Shopping addiction can be dangerous

Hannah Bealer and Hannah Bealer

Hi, my name is Hannah Bealer and I’m addicted to Amazon.com.

I’m not necessarily proud of my addiction, but I do believe online shopping has its benefits.

First of all, it’s extremely convenient. As much as I enjoy the real shopping experience, I love the convenience of simply logging on to Amazon and ordering whatever I need, sometimes at a smaller price.

Going through my order history, I came across lots of novels, DVDs, textbooks and a bubble umbrella, not to mention my Kindle which only encourages further spending.

If you’re feeling a bit guarded toward Amazon but still want to try it out, I would highly recommend using your account to purchase used textbooks. You can find good-quality used or even new textbooks for a much smaller price than the University bookstore offers.?

Also, Kindle is great for avid readers who are willing to sacrifice an actual book for $9.99 new releases.

Amazon is also great when it comes to quality. Sellers will write a description of the item. If it is used, they will write whatever flaws it might have. Customers can rate whoever they bought from and comment on their profiles. I always buy from sellers who have an approval rating of 98 percent or above; they’re not hard to find.

If I’ve managed to convince you, pause for a moment before running off to your computer and creating an account. I did, after all, mention I’m not proud of my shopping habits. While I’m not too far gone, my friends constantly make a joke of asking me if I’m on Amazon when they see me on my laptop.

I’ll usually just add items to my wish list and later come to realize I don’t need them. Taking a few days to contemplate a purchase really helps sort out your priorities. Trust me.

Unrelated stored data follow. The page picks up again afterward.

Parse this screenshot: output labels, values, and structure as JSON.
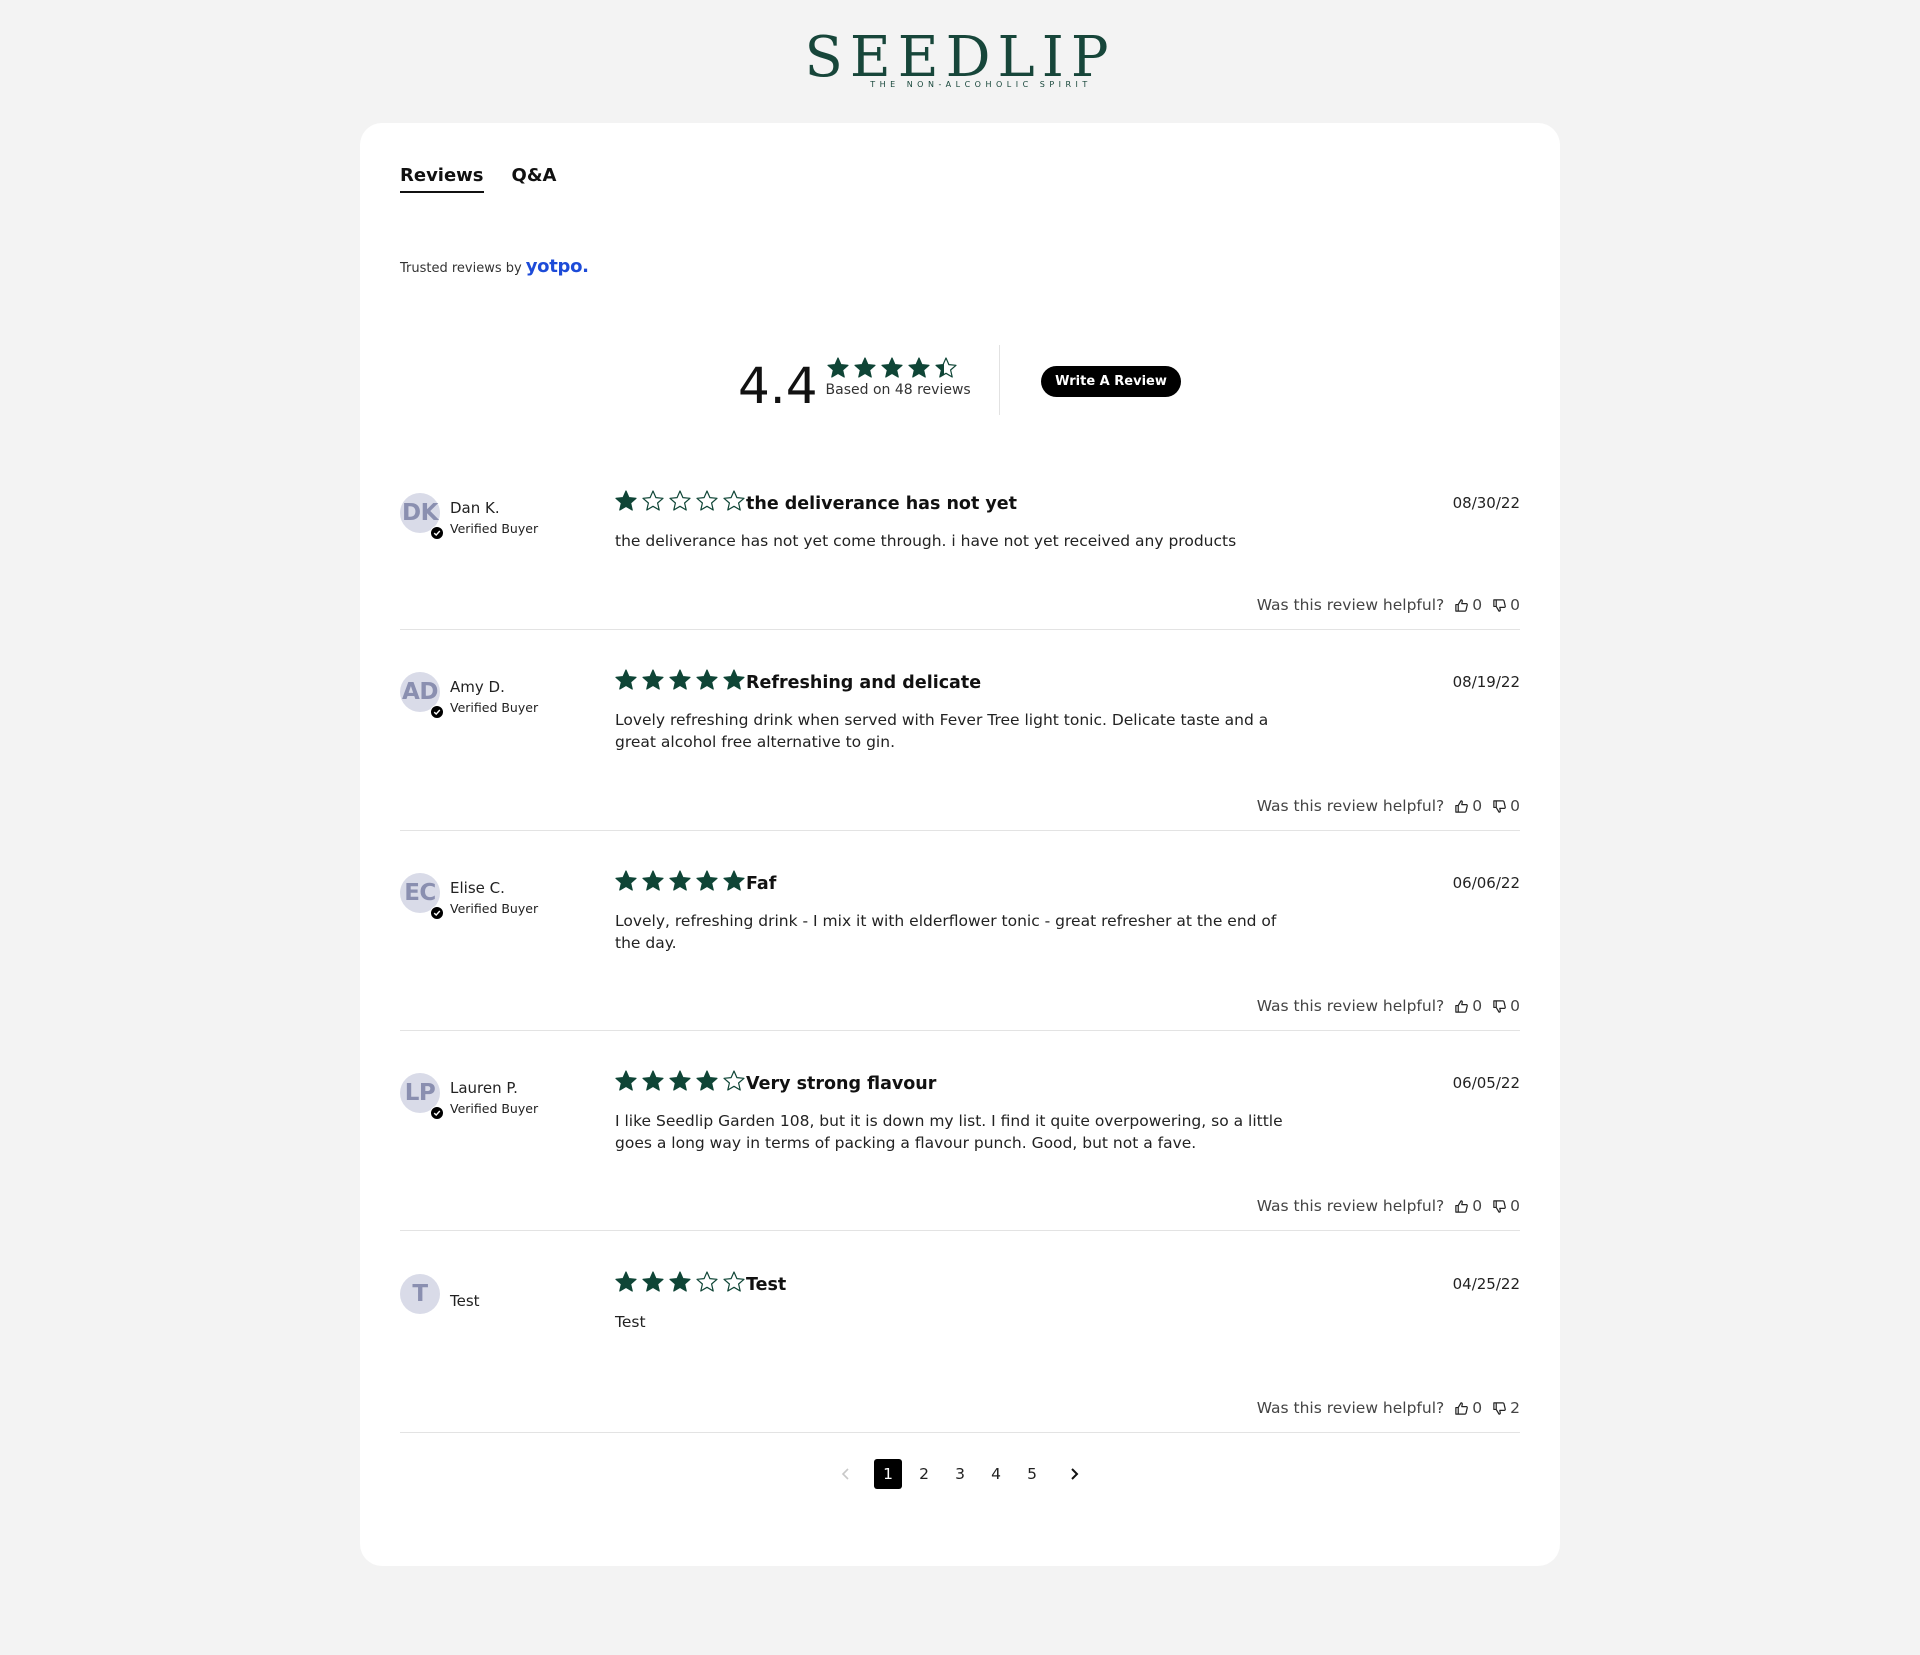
{
  "brand": {
    "name": "SEEDLIP",
    "tagline": "THE NON-ALCOHOLIC SPIRIT"
  },
  "tabs": [
    {
      "label": "Reviews",
      "active": true
    },
    {
      "label": "Q&A",
      "active": false
    }
  ],
  "trusted": {
    "prefix": "Trusted reviews by",
    "provider": "yotpo."
  },
  "summary": {
    "average": "4.4",
    "average_rating": 4.4,
    "based_on": "Based on 48 reviews",
    "write_review": "Write A Review"
  },
  "colors": {
    "star": "#0f4536",
    "brand": "#17463a",
    "accent_button": "#000000",
    "yotpo": "#1d4bd8"
  },
  "reviews": [
    {
      "initials": "DK",
      "author": "Dan K.",
      "verified": "Verified Buyer",
      "rating": 1,
      "title": "the deliverance has not yet",
      "date": "08/30/22",
      "body": "the deliverance has not yet come through. i have not yet received any products",
      "helpful_label": "Was this review helpful?",
      "up": "0",
      "down": "0"
    },
    {
      "initials": "AD",
      "author": "Amy D.",
      "verified": "Verified Buyer",
      "rating": 5,
      "title": "Refreshing and delicate",
      "date": "08/19/22",
      "body": "Lovely refreshing drink when served with Fever Tree light tonic. Delicate taste and a great alcohol free alternative to gin.",
      "helpful_label": "Was this review helpful?",
      "up": "0",
      "down": "0"
    },
    {
      "initials": "EC",
      "author": "Elise C.",
      "verified": "Verified Buyer",
      "rating": 5,
      "title": "Faf",
      "date": "06/06/22",
      "body": "Lovely, refreshing drink - I mix it with elderflower tonic - great refresher at the end of the day.",
      "helpful_label": "Was this review helpful?",
      "up": "0",
      "down": "0"
    },
    {
      "initials": "LP",
      "author": "Lauren P.",
      "verified": "Verified Buyer",
      "rating": 4,
      "title": "Very strong flavour",
      "date": "06/05/22",
      "body": "I like Seedlip Garden 108, but it is down my list. I find it quite overpowering, so a little goes a long way in terms of packing a flavour punch. Good, but not a fave.",
      "helpful_label": "Was this review helpful?",
      "up": "0",
      "down": "0"
    },
    {
      "initials": "T",
      "author": "Test",
      "verified": "",
      "rating": 3,
      "title": "Test",
      "date": "04/25/22",
      "body": "Test",
      "helpful_label": "Was this review helpful?",
      "up": "0",
      "down": "2"
    }
  ],
  "pagination": {
    "pages": [
      "1",
      "2",
      "3",
      "4",
      "5"
    ],
    "current": "1"
  }
}
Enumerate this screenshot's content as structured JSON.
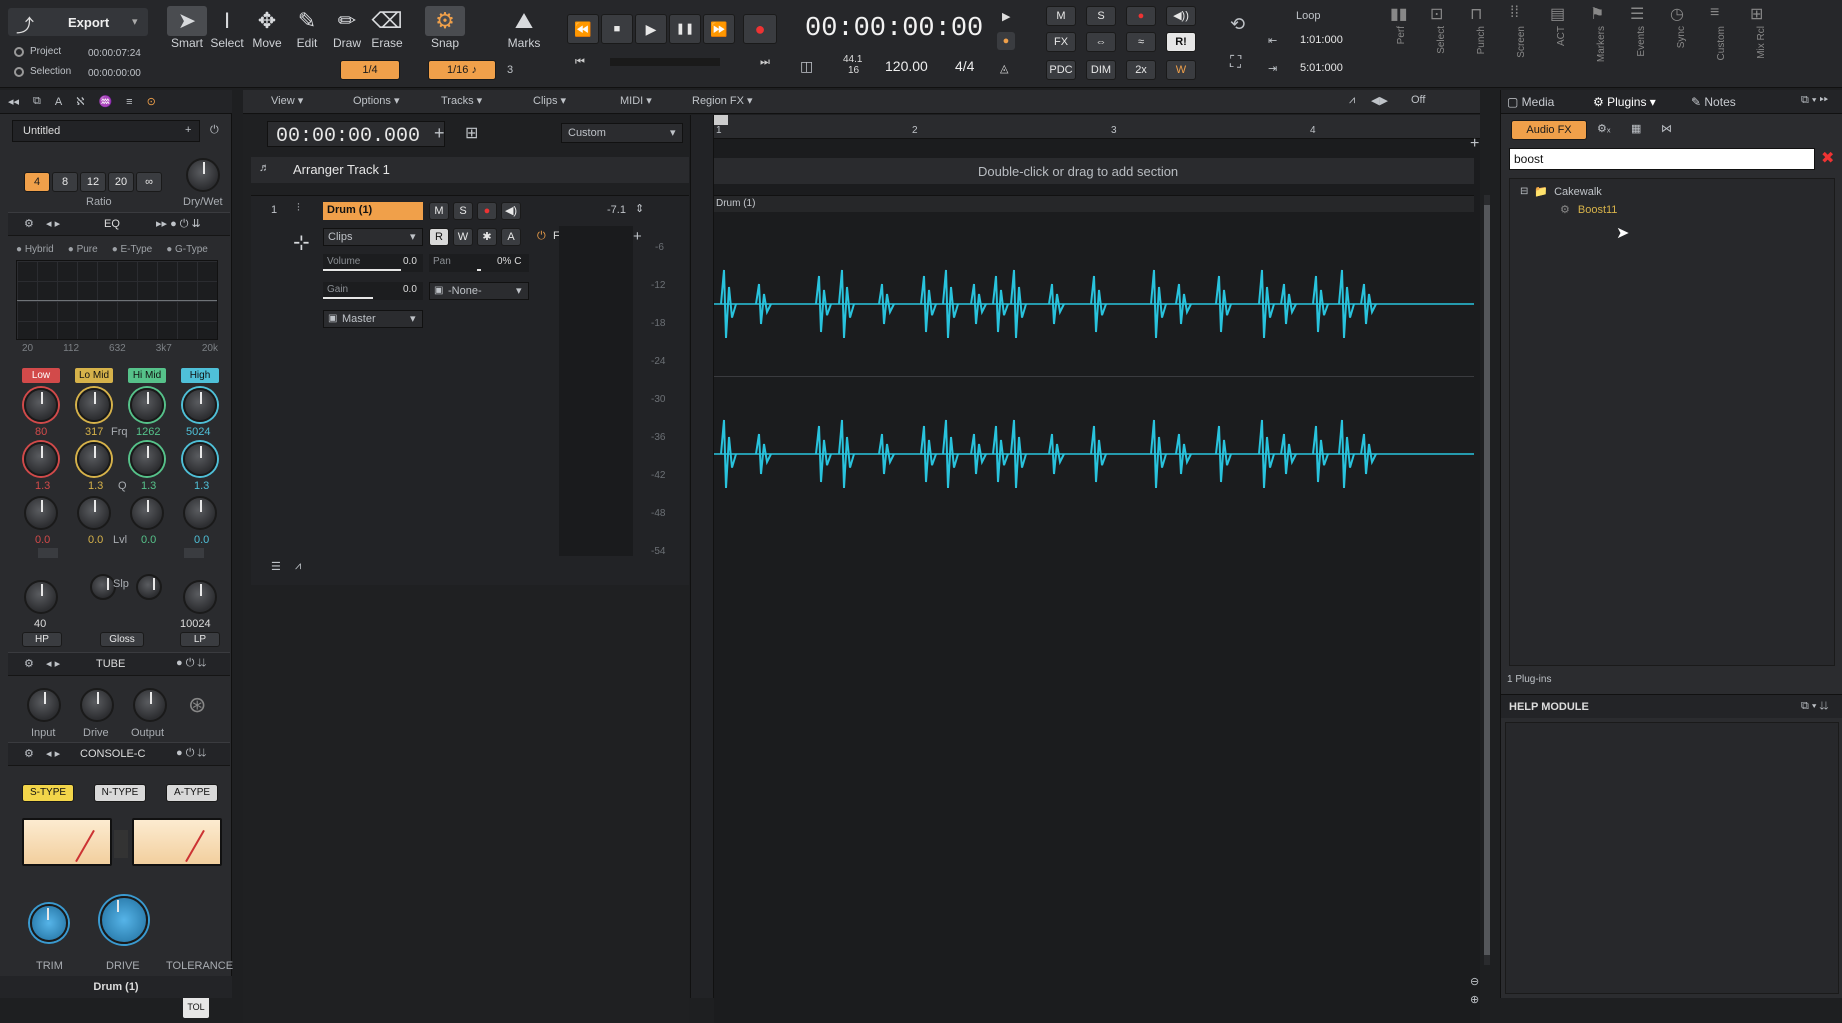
{
  "control_bar": {
    "export_label": "Export",
    "project_label": "Project",
    "project_time": "00:00:07:24",
    "selection_label": "Selection",
    "selection_time": "00:00:00:00",
    "tools": [
      "Smart",
      "Select",
      "Move",
      "Edit",
      "Draw",
      "Erase"
    ],
    "snap_label": "Snap",
    "marks_label": "Marks",
    "snap_value": "1/4",
    "grid_value": "1/16",
    "grid_num": "3",
    "now_time": "00:00:00:00",
    "sample_rate": "44.1",
    "bit_depth": "16",
    "tempo": "120.00",
    "meter": "4/4",
    "mix_m": "M",
    "mix_s": "S",
    "mix_fx": "FX",
    "mix_pdc": "PDC",
    "mix_dim": "DIM",
    "mix_2x": "2x",
    "mix_w": "W",
    "mix_ri": "R!",
    "loop_label": "Loop",
    "loop_start": "1:01:000",
    "loop_end": "5:01:000",
    "modules": [
      "Perf",
      "Select",
      "Punch",
      "Screen",
      "ACT",
      "Markers",
      "Events",
      "Sync",
      "Custom",
      "Mix Rcl"
    ]
  },
  "inspector": {
    "track_name": "Untitled",
    "ratio_buttons": [
      "4",
      "8",
      "12",
      "20",
      "∞"
    ],
    "ratio_label": "Ratio",
    "drywet_label": "Dry/Wet",
    "eq_label": "EQ",
    "eq_modes": [
      "Hybrid",
      "Pure",
      "E-Type",
      "G-Type"
    ],
    "eq_freq_axis": [
      "20",
      "112",
      "632",
      "3k7",
      "20k"
    ],
    "bands": [
      "Low",
      "Lo Mid",
      "Hi Mid",
      "High"
    ],
    "freq_values": [
      "80",
      "317",
      "1262",
      "5024"
    ],
    "frq_label": "Frq",
    "q_values": [
      "1.3",
      "1.3",
      "1.3",
      "1.3"
    ],
    "q_label": "Q",
    "lvl_values": [
      "0.0",
      "0.0",
      "0.0",
      "0.0"
    ],
    "lvl_label": "Lvl",
    "slp_label": "Slp",
    "hp_value": "40",
    "lp_value": "10024",
    "hp_label": "HP",
    "gloss_label": "Gloss",
    "lp_label": "LP",
    "tube_label": "TUBE",
    "tube_knobs": [
      "Input",
      "Drive",
      "Output"
    ],
    "console_label": "CONSOLE-C",
    "console_types": [
      "S-TYPE",
      "N-TYPE",
      "A-TYPE"
    ],
    "console_knobs": [
      "TRIM",
      "DRIVE",
      "TOLERANCE"
    ],
    "tol_label": "TOL",
    "footer_track": "Drum (1)"
  },
  "track_view": {
    "menus": [
      "View",
      "Options",
      "Tracks",
      "Clips",
      "MIDI",
      "Region FX"
    ],
    "off_label": "Off",
    "time": "00:00:00.000",
    "custom_select": "Custom",
    "arranger": "Arranger Track 1",
    "arranger_hint": "Double-click or drag to add section",
    "ruler": [
      "1",
      "2",
      "3",
      "4"
    ],
    "track": {
      "number": "1",
      "name": "Drum (1)",
      "m": "M",
      "s": "S",
      "peak": "-7.1",
      "clips_select": "Clips",
      "r": "R",
      "w": "W",
      "a": "A",
      "fx": "FX",
      "volume_label": "Volume",
      "volume_value": "0.0",
      "pan_label": "Pan",
      "pan_value": "0% C",
      "gain_label": "Gain",
      "gain_value": "0.0",
      "input": "-None-",
      "output": "Master"
    },
    "clip_name": "Drum (1)",
    "db_scale": [
      "-6",
      "-12",
      "-18",
      "-24",
      "-30",
      "-36",
      "-42",
      "-48",
      "-54"
    ],
    "waveform_color": "#29c3dd",
    "accent_color": "#f0a04a"
  },
  "browser": {
    "tabs": [
      "Media",
      "Plugins",
      "Notes"
    ],
    "audio_fx_label": "Audio FX",
    "search_value": "boost",
    "folder": "Cakewalk",
    "plugin": "Boost11",
    "count": "1 Plug-ins",
    "help_title": "HELP MODULE"
  }
}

The thing is, an online shopping addiction (or a shopping addiction in general) is a serious problem with serious consequences. Remember the novel and the film, “Confessions of a Shopaholic”? The main character ends up having some serious financial problems, including declined credit cards and a lot of debt.

Also, those shopaholic anonymous meetings you see her going to really exist. An online shopping addiction is treated as a real disease, complete with symptoms (ignoring family and friends to shop online), treatments (counseling and psychotherapy) and even ways to test yourself for it.

By all means, create an Amazon account if only to purchase cheap textbooks. You’ve been warned, though. You might end up buying leather Kindle cases and bubble umbrellas (they work really well against Bowling Green wind, by the way).

An online shopping addiction is just like any other addiction. It feels good and you don’t want to stop. But prioritize! Take awhile to decide if you really need what you want to buy. For the most part, I can proudly say I use the majority of what I’ve purchased.

So, go for it. Just keep an eye on your bank account and be smart about it. Amazon has been my faithful and reliable friend since last summer, and I don’t plan on ending our relationship anytime soon.